Generally speaking, hot and humid. Rainfall is pleasant and warm.

Nov-April, it’s hotter, more humid, rainier. (Typhoon season is in this area. You get 2 days’ notice, max of a typhoon in this era. The rain is hard-driven enough to lay a grown man out.) May-October: Cooler, drier, lower humidity. sailing season.


Transportation:

Tramp steamers stop by sometimes. (There’s reason to come, but not much reason to SAY you came, if you get my drift.) There’s a consistent trade in porter/stevedore work, as larger ships find the channel into the lagoon too treacherous- lighters go out to the ships and bring in as much as they can carry. (There is a tugboat to guide in the really stubborn, which seldom sees much use, serving mostly as a houseboat the rest of the time).

A new addition are the sea-planes, which are still a subject of great excitement (people come out of their houses to see if they’re going to hit the house this time, kids run after them on beaches and wave, etc). Nobody’s seen an airship or autogyro in these parts, and it’d cause a lot of hubbub.


Communications:

Telephone: There are no phones in Porte Cochere, the monks don’t want them, and the Kamakama wouldn’t trust such things being installed.

Post: A mail-plane arrives once a week, bearing important news and also packages from home. It routes through the colonial capital. Other than this, almost all ‘ground level’ packages or messages are borne by porters or couriers. (If you get a Western Union telegram, it’s been carried a LONG way.)

Overseas mail takes weeks to get here.
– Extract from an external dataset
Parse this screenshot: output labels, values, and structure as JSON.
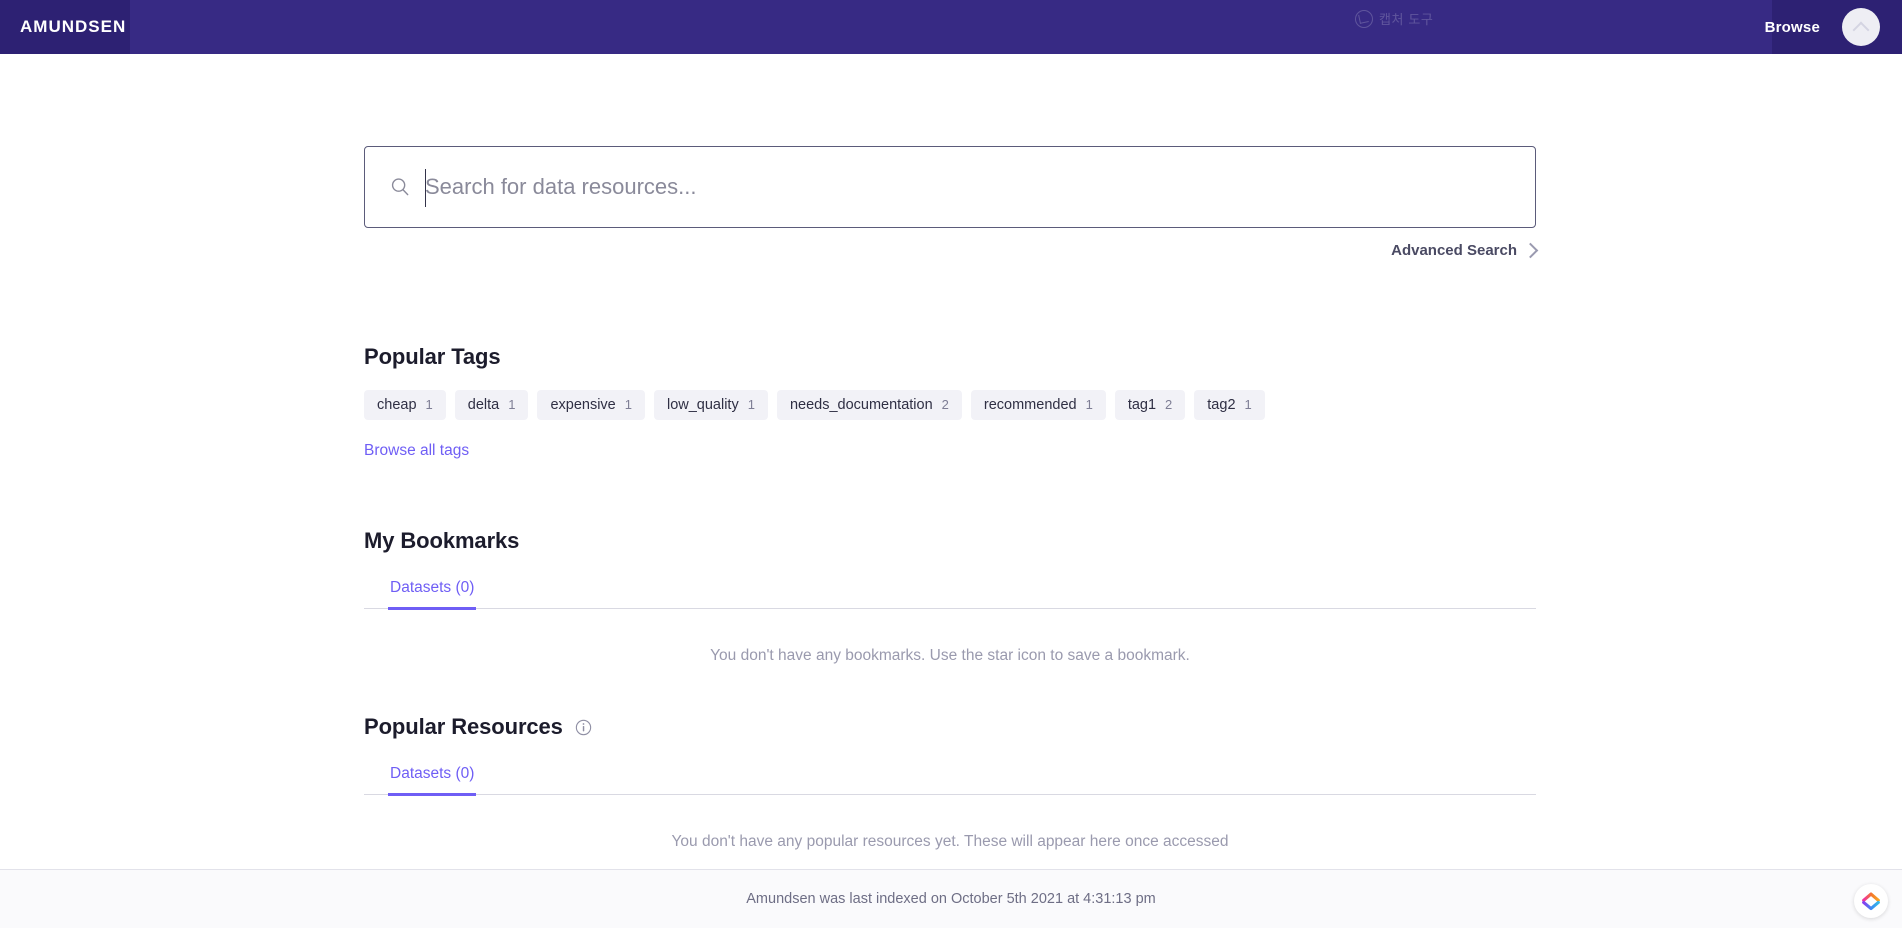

There is such a thing as international airmail, but it’s inhumanly expensive. (“You’d have to have Samuel Goldwyn’s money to do it regularly!” )

Wireless Telegraph: There’s a shortwave telegraphy shack at the edge of the shanties, with its own generator and fuel supply, and a really enthusiastic young guy who can try to tap the word out for you. (He has a mic, but the taps are more reliable).